Mengapa atmosfer
pembelajaran dalam dunia persekolahan kita terpasung dalam situasi monoton,
kaku, dan membosankan, sehingga gagal melahirkan generasi bangsa yang cerdas,
terampil dan bermoral seperti yang didambakan oleh masyarakat?
Ada beberapa argumen yang
dapat dikemukakan.
- Ketidaktepatan
sistem yang ada merupakan efek dari penyempitan makna belajar selama ini yang
memasung anak didik dari sisi lain pembelajaran. Hal ini juga membutakan anak
didik dari persoalan-persoalan riil yang dihadapi masyarakat dan bangsanya,
sehingga tidak memiliki sikap kritis dan responsif terhadap persoalan-persoalan
hidup.
- Kebijakan
yang diambil oleh pengambil kebijakan yang menjadikan pendidikan sebagai engine of growth, dimana pendidikan
harus disusun dalam struktur kurikulum penuh dengan pengetahuan dan
teori-teori. Disadari atau tidak, kebijakan semacam itu justru membuat dunia
pendidikan menjadi penghambat pembangunan ekonomi dan tehnologi dengan
munculnya berbagai kesenjangan kultural, sosial, dan kesenjangan vokasional
yang ditandai dengan melimpahnya pengangguran terdidik.
Sementara itu, pendidikan
adalah proses kompleks yang ditujukan untuk membantu manusia menemukan ‘makna’
dalam kehidupan. Makna adalah spirit yang bisa mendorong manusia menuju kehidupan
yang berguna dan penuh arti. Namun apa yang terjadi bila pendidikan justru
berjalan pada rel yang sebaliknya? Bagaimana bila pendidikan bukan lagi wahana
pencarian makna dari kehidupan manusia? Tentu yang terjadi bukan pendidikan
untuk mendidik anak didik, tapi pendidikan yang hanya menyampaikan informasi
supaya anak didik mendengar dan merekam semua itu dalam memori mereka. Ini
adalah sebuah penjajahan atas hak kemerdekaan perkembangan anak didik untuk
menjadi diri mereka sendiri.
Belajar seharusnya menjadi
kegiatan yang tak terpisahkan dari kehidupan manusia. Di dalam kehidupannya,
setiap momen baru bagi manusia adalah belajar.

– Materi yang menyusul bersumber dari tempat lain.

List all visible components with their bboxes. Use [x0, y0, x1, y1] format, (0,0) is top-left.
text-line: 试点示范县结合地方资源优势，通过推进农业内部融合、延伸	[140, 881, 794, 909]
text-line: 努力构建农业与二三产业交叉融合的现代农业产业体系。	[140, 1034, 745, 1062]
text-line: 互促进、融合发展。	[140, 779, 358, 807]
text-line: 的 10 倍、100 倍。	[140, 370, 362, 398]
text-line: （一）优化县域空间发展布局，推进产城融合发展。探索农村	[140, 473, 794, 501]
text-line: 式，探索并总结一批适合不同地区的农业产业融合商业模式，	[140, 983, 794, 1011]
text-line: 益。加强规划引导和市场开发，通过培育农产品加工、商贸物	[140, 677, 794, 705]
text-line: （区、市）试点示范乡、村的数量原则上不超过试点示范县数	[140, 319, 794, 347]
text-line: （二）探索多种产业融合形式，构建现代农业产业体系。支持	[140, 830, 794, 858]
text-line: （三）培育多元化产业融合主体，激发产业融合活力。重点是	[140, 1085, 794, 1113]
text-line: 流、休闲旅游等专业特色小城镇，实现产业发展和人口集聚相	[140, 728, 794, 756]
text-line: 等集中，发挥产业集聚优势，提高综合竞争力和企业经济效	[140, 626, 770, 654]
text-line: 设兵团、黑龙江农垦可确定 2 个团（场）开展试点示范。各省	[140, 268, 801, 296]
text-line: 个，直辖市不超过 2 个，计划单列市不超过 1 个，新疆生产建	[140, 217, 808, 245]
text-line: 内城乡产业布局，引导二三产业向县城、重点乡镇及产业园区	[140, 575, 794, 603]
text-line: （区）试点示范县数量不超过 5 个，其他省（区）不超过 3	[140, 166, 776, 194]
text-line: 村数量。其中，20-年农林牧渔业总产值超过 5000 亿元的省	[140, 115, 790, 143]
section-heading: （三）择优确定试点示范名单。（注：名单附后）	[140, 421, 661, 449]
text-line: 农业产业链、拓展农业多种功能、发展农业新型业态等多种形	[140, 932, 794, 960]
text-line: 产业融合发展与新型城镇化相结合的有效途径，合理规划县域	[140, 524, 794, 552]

Sekolah kehidupan adalah
aplikasi riil dari long life education,
bahwa belajar itu adalah sepanjang kehidupan. Fenomena kehidupan yang ada
berfungsi mendewasakan pikiran untuk menentukan sebuah pilihan hidup diantara
proses berpikir yang dianugrahi Tuhan.
Setiap orang diberikan
kebebasan untuk belajar di sekolah kehidupan dan dengan itu menentukan jalan
hidupnya. Dalam sekolah kehidupan yang menjadi materi pembelajaran adalah baik
buruk realitas itu sendiri, dan yang menjadi guru adalah pribadi masing-masing.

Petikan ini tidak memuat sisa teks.